- Occupation: Writer
- Notable work: Liberalism: The Life of an Idea Conservatism: The Fight for a Tradition
- Parents: James Fawcett; Frances Lowe;
- Relatives: Elias Avery Lowe (grandfather); Helen Tracy Lowe-Porter (grandmother); Charlotte Johnson Wahl (sister); Boris Johnson (nephew); Jo Johnson (nephew); Rachel Johnson (niece);

= Edmund Fawcett =

British political journalist

Edmund Fawcett is a British political journalist and author.

==Family==
Fawcett is the son of the human rights lawyer and international law professor James Fawcett, brother of the artist Charlotte Johnson Wahl, and maternal uncle of Prime Minister Boris Johnson, journalist Rachel Johnson, and politician Jo Johnson.

He is married to Natalia Jiménez, granddaughter of Alberto Jiménez Fraud, the Spanish liberal and founding director of the Residencia de Estudiantes in Madrid, who left Spain as a political refugee in 1936.

==Career==
He worked in London as an editor at New Left Books (now Verso) and in San Francisco as a freelance editor for Straightarrow Press, the books arm of Rolling Stone.

He then worked at The Economist (1973–2003) as chief correspondent in Washington, Paris, Berlin and Brussels, as well as European and literary editor. In a long career covering international politics, he wrote about the growth of the European Union, democratisation in Spain, Portugal and Greece, the end of the Cold War, new hopes for the United Nations, German reunification and the wars in ex-Yugoslavia. In the United States, he travelled widely, followed three presidential campaigns and wrote about the decline of detente in the late 1970s together with the rise of Reaganism. His frequent book reviews have appeared in The New York Times, Guardian and New Statesman, Times Literary Supplement and Political Quarterly.

Fawcett's book, The American Condition, written with a fellow journalist, Tony Thomas, came out in 1981. It was published in Britain as America, Americans. Fawcett also writes for Aeon, openDemocracy, Salon, and other websites.

His book Liberalism: The Life of an Idea was published in 2014, with an updated, expanded second edition in 2018. Fawcett argues that liberalism is a "modern practice of politics" with a specific history, rather than a fixed and unchanging philosophy. He has described himself as a 'left-liberal or liberal leftist'. A companion volume, Conservatism: The Fight for a Tradition was published in 2020, also by Princeton University Press. It offers a fresh and sharp-eyed history of political conservatism from its nineteenth-century origins as opponent of liberalism and democracy to today's hard Right.

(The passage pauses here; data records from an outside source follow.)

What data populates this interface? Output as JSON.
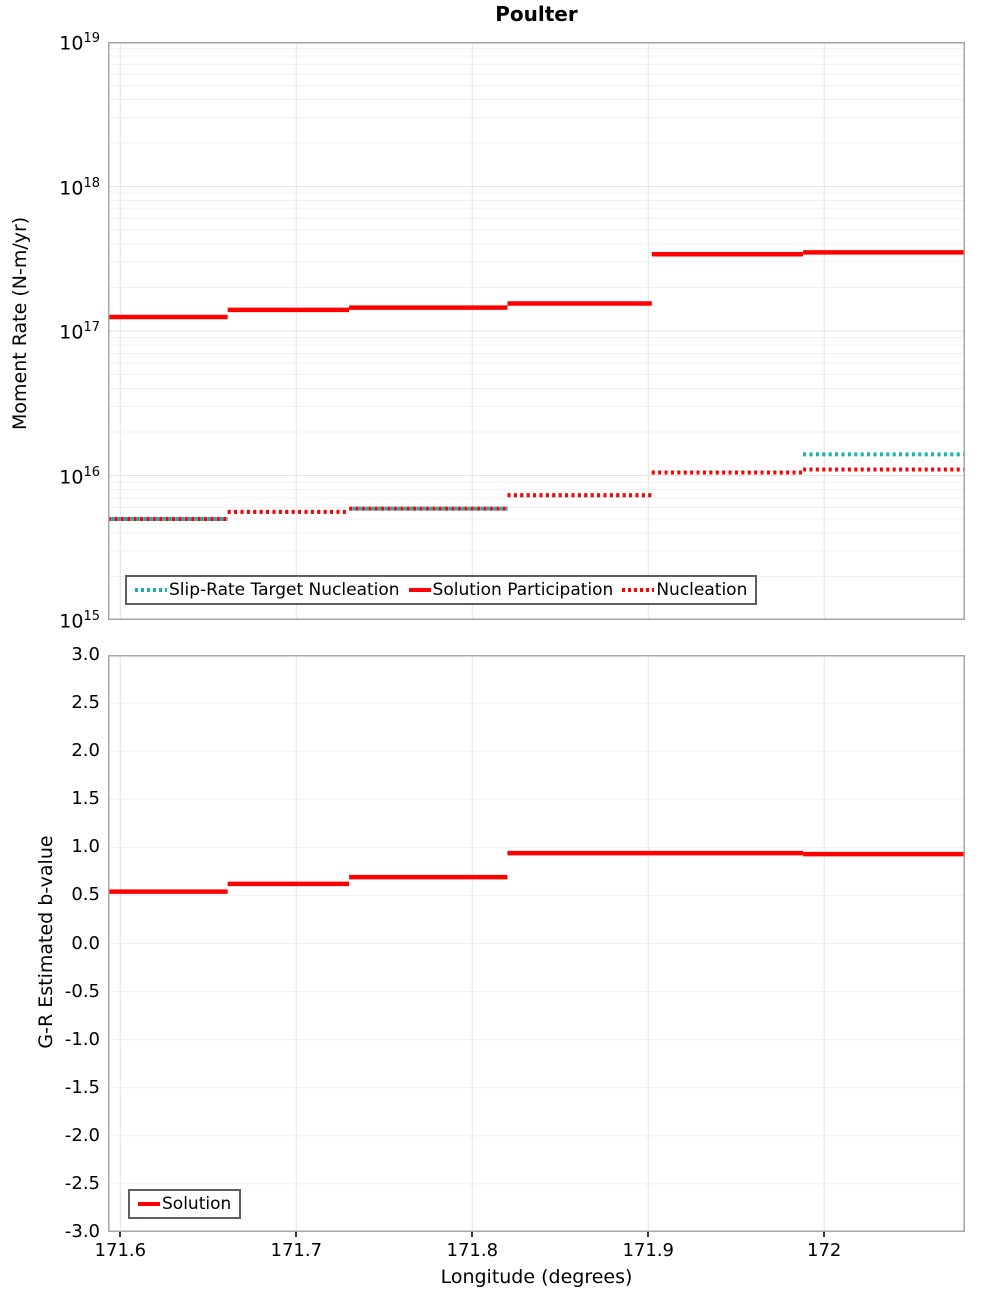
{
  "title": "Poulter",
  "xlabel": "Longitude (degrees)",
  "accent_colors": {
    "red": "#ff0000",
    "teal": "#10b3b3"
  },
  "chart_data": [
    {
      "type": "line",
      "subtype": "step-segments",
      "title": "Poulter",
      "xlabel": "Longitude (degrees)",
      "ylabel": "Moment Rate (N-m/yr)",
      "y_scale": "log",
      "ylim": [
        1000000000000000.0,
        1e+19
      ],
      "xlim": [
        171.593,
        172.08
      ],
      "grid": true,
      "y_tick_exponents": [
        19,
        18,
        17,
        16,
        15
      ],
      "x_ticks": {
        "values": [
          171.6,
          171.7,
          171.8,
          171.9,
          172.0
        ],
        "labels": [
          "171.6",
          "171.7",
          "171.8",
          "171.9",
          "172"
        ]
      },
      "x_edges": [
        171.593,
        171.661,
        171.73,
        171.82,
        171.902,
        171.988,
        172.08
      ],
      "series": [
        {
          "name": "Slip-Rate Target Nucleation",
          "style": "dotted",
          "color": "#10b3b3",
          "values": [
            5000000000000000.0,
            5600000000000000.0,
            5900000000000000.0,
            7300000000000000.0,
            1.05e+16,
            1.4e+16
          ]
        },
        {
          "name": "Solution Participation",
          "style": "solid",
          "color": "#ff0000",
          "values": [
            1.25e+17,
            1.4e+17,
            1.45e+17,
            1.55e+17,
            3.4e+17,
            3.5e+17
          ]
        },
        {
          "name": "Nucleation",
          "style": "dotted",
          "color": "#ff0000",
          "values": [
            5000000000000000.0,
            5600000000000000.0,
            5900000000000000.0,
            7300000000000000.0,
            1.05e+16,
            1.1e+16
          ]
        }
      ],
      "legend_position": "inside-bottom"
    },
    {
      "type": "line",
      "subtype": "step-segments",
      "title": "",
      "xlabel": "Longitude (degrees)",
      "ylabel": "G-R Estimated b-value",
      "y_scale": "linear",
      "ylim": [
        -3.0,
        3.0
      ],
      "xlim": [
        171.593,
        172.08
      ],
      "grid": true,
      "y_ticks": {
        "values": [
          3.0,
          2.5,
          2.0,
          1.5,
          1.0,
          0.5,
          0.0,
          -0.5,
          -1.0,
          -1.5,
          -2.0,
          -2.5,
          -3.0
        ],
        "labels": [
          "3.0",
          "2.5",
          "2.0",
          "1.5",
          "1.0",
          "0.5",
          "0.0",
          "-0.5",
          "-1.0",
          "-1.5",
          "-2.0",
          "-2.5",
          "-3.0"
        ]
      },
      "x_ticks": {
        "values": [
          171.6,
          171.7,
          171.8,
          171.9,
          172.0
        ],
        "labels": [
          "171.6",
          "171.7",
          "171.8",
          "171.9",
          "172"
        ]
      },
      "x_edges": [
        171.593,
        171.661,
        171.73,
        171.82,
        171.988,
        172.08
      ],
      "series": [
        {
          "name": "Solution",
          "style": "solid",
          "color": "#ff0000",
          "values": [
            0.54,
            0.62,
            0.69,
            0.94,
            0.93
          ]
        }
      ],
      "legend_position": "inside-bottom-left"
    }
  ]
}
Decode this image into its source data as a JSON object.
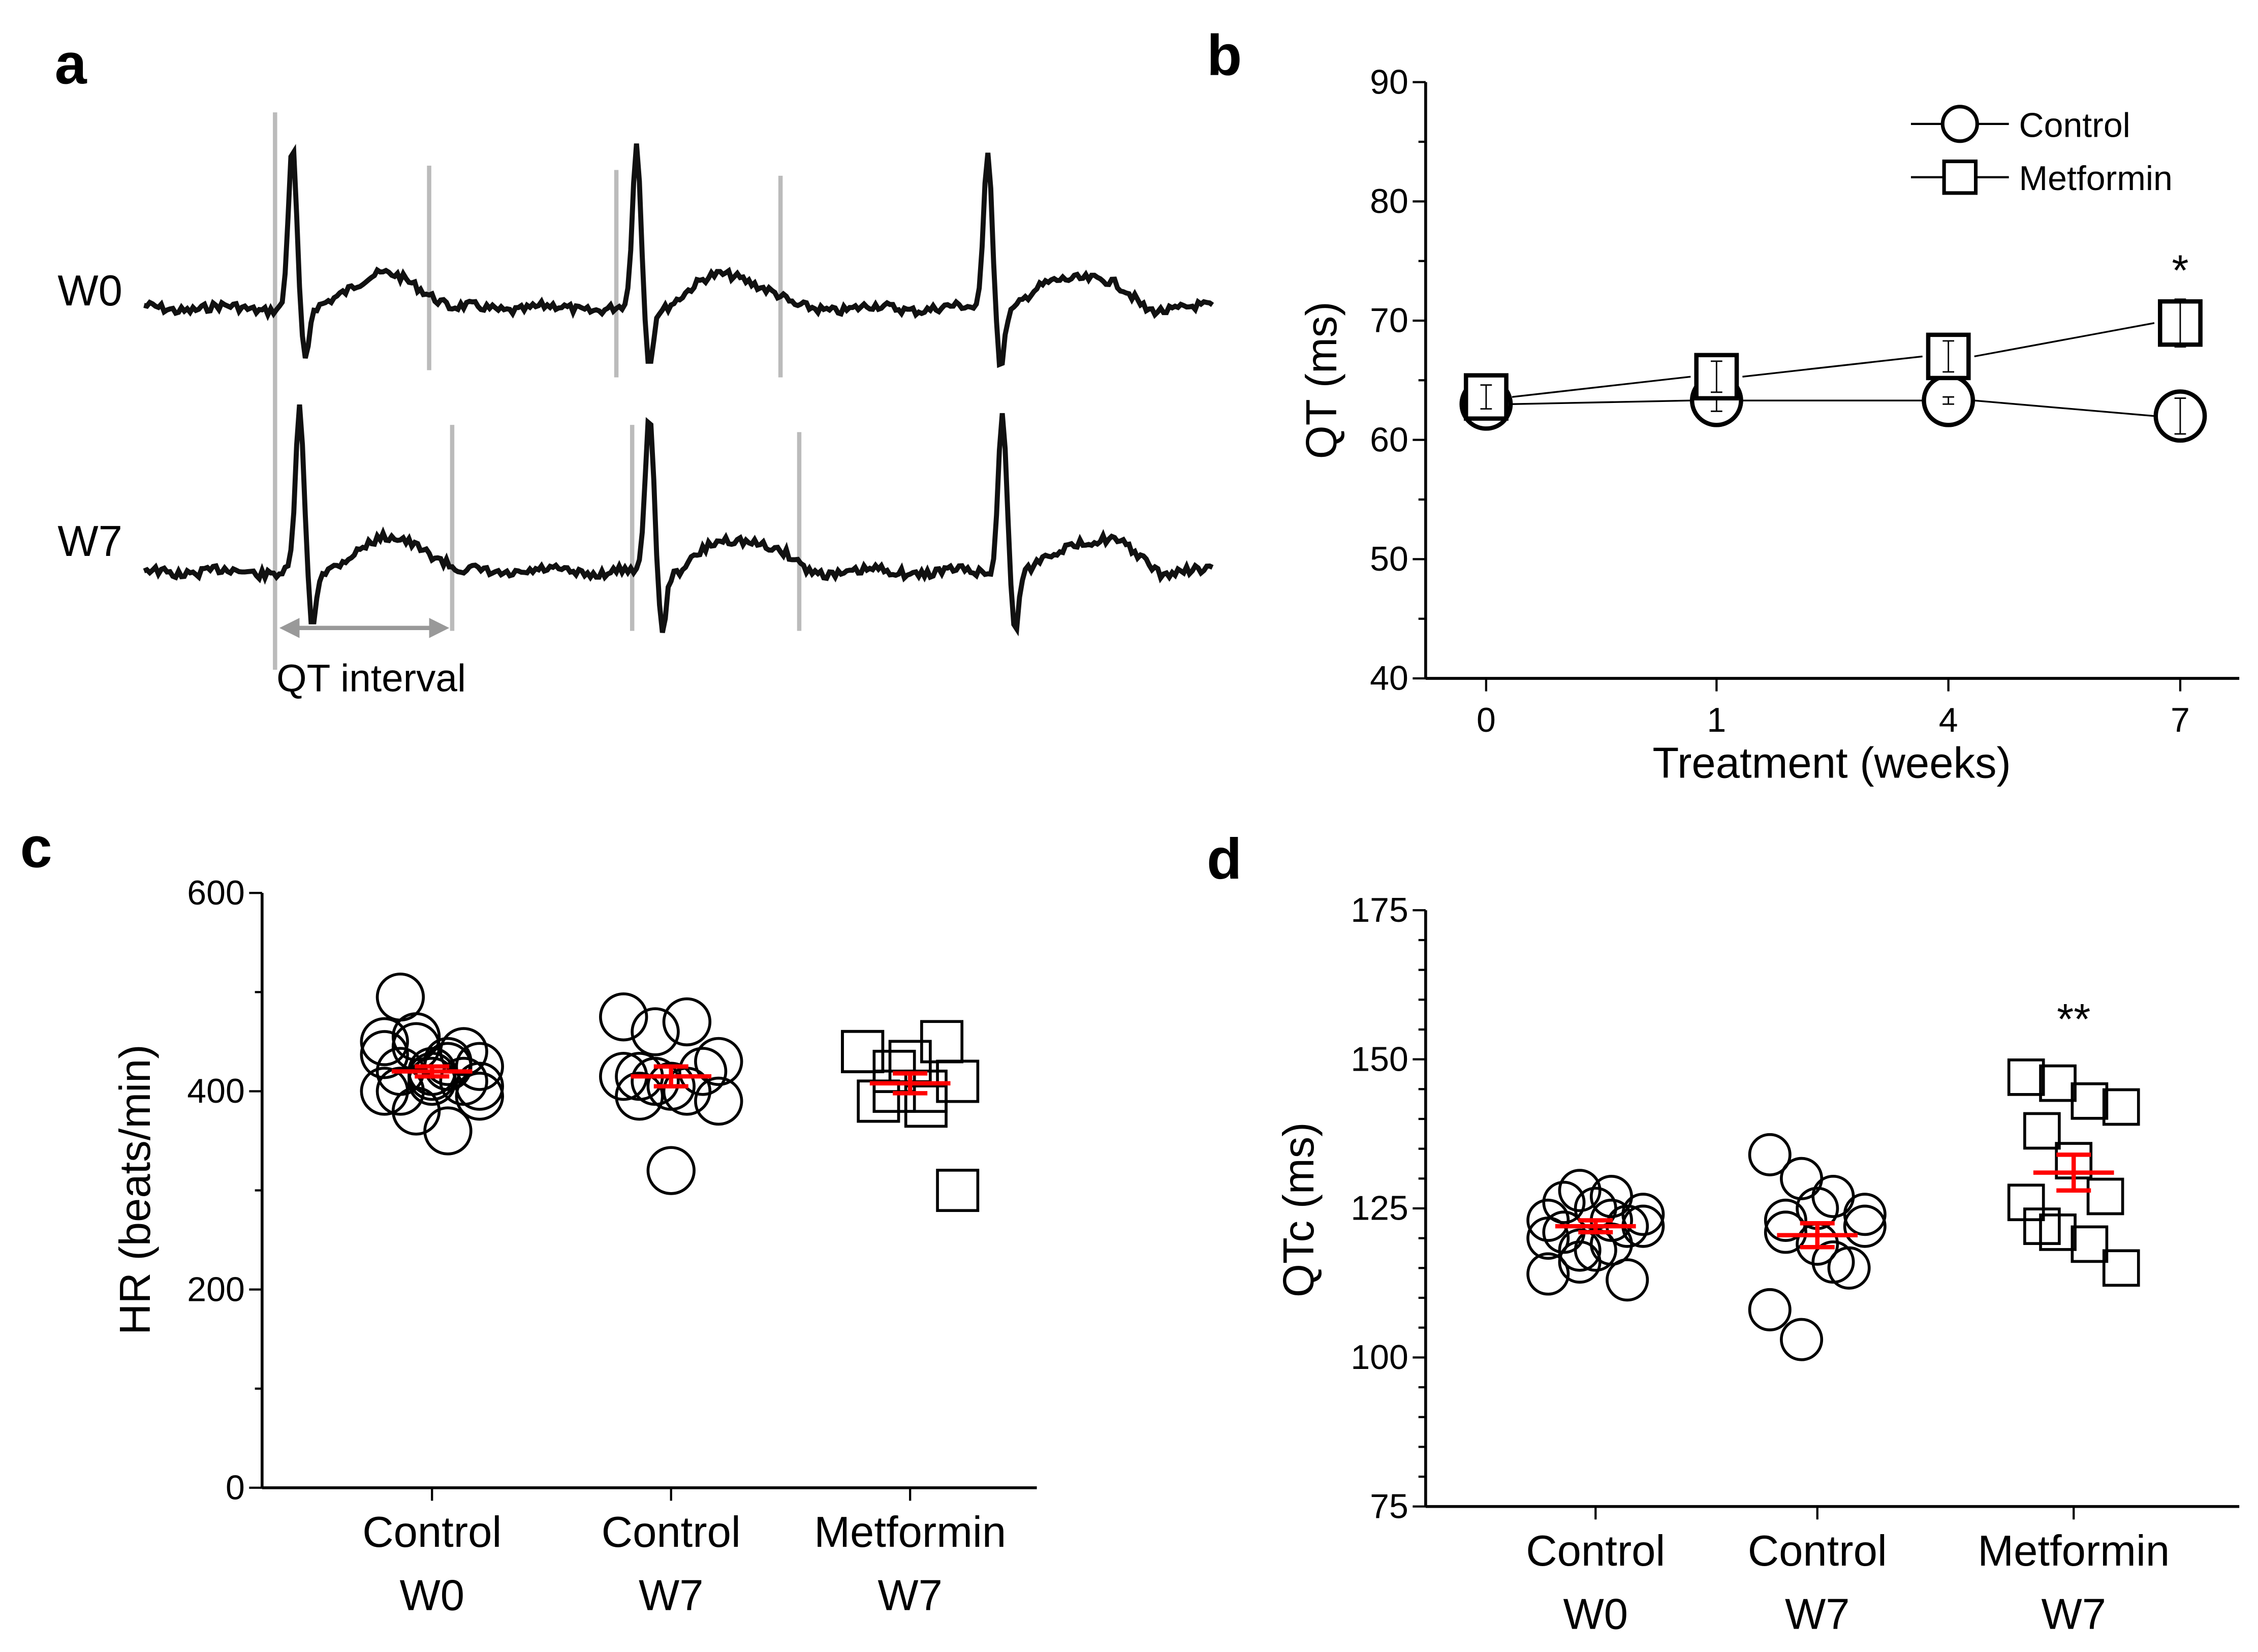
{
  "chart_data": [
    {
      "panel": "a",
      "type": "line",
      "title": "",
      "traces": [
        "W0",
        "W7"
      ],
      "annotation": "QT interval"
    },
    {
      "panel": "b",
      "type": "line",
      "xlabel": "Treatment (weeks)",
      "ylabel": "QT (ms)",
      "categories": [
        "0",
        "1",
        "4",
        "7"
      ],
      "ylim": [
        40,
        90
      ],
      "yticks": [
        40,
        50,
        60,
        70,
        80,
        90
      ],
      "legend_position": "top-right",
      "series": [
        {
          "name": "Control",
          "marker": "circle",
          "values": [
            63.0,
            63.3,
            63.3,
            62.0
          ],
          "err": [
            0.8,
            0.9,
            0.3,
            1.5
          ]
        },
        {
          "name": "Metformin",
          "marker": "square",
          "values": [
            63.6,
            65.3,
            67.0,
            69.8
          ],
          "err": [
            1.0,
            1.3,
            1.3,
            2.0
          ]
        }
      ],
      "annotations": [
        {
          "category": "7",
          "text": "*"
        }
      ]
    },
    {
      "panel": "c",
      "type": "scatter",
      "ylabel": "HR (beats/min)",
      "ylim": [
        0,
        600
      ],
      "yticks": [
        0,
        200,
        400,
        600
      ],
      "groups": [
        {
          "label1": "Control",
          "label2": "W0",
          "marker": "circle",
          "mean": 420,
          "sem": 5,
          "values": [
            437,
            445,
            430,
            425,
            420,
            415,
            410,
            400,
            380,
            360,
            395,
            400,
            410,
            440,
            450,
            455,
            425,
            405,
            495,
            420
          ]
        },
        {
          "label1": "Control",
          "label2": "W7",
          "marker": "circle",
          "mean": 415,
          "sem": 10,
          "values": [
            415,
            410,
            400,
            390,
            395,
            405,
            420,
            475,
            460,
            470,
            430,
            415,
            320
          ]
        },
        {
          "label1": "Metformin",
          "label2": "W7",
          "marker": "square",
          "mean": 408,
          "sem": 10,
          "values": [
            440,
            420,
            400,
            410,
            390,
            430,
            450,
            440,
            400,
            385,
            300
          ]
        }
      ]
    },
    {
      "panel": "d",
      "type": "scatter",
      "ylabel": "QTc (ms)",
      "ylim": [
        75,
        175
      ],
      "yticks": [
        75,
        100,
        125,
        150,
        175
      ],
      "groups": [
        {
          "label1": "Control",
          "label2": "W0",
          "marker": "circle",
          "mean": 122,
          "sem": 1,
          "values": [
            123,
            128,
            127,
            124,
            121,
            118,
            113,
            114,
            116,
            119,
            122,
            126,
            125,
            122,
            120,
            118,
            123
          ]
        },
        {
          "label1": "Control",
          "label2": "W7",
          "marker": "circle",
          "mean": 120.5,
          "sem": 2,
          "values": [
            134,
            130,
            127,
            124,
            121,
            119,
            115,
            108,
            103,
            116,
            122,
            123,
            125
          ]
        },
        {
          "label1": "Metformin",
          "label2": "W7",
          "marker": "square",
          "mean": 131,
          "sem": 3,
          "values": [
            147,
            146,
            143,
            142,
            138,
            133,
            127,
            126,
            121,
            119,
            115,
            122
          ]
        }
      ],
      "annotations": [
        {
          "group": 2,
          "text": "**"
        }
      ]
    }
  ],
  "panels": {
    "a": "a",
    "b": "b",
    "c": "c",
    "d": "d"
  }
}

The historian Peter Clarke in the Financial Times called Liberalism (2nd edition) "a liberal history, well-founded in its scholarship and also accessibly expounded". The Guardian praised Liberalism as a "remarkable book", and "a helpful characterisation of liberalism". The Wall Street Journal called the book a "fine work of intellectual history". Jack MacLeod, writing in the journal Victorian Studies, said the book "makes a major contribution to our understanding of a concept that, for two centuries, has been central to Western political and cultural thought".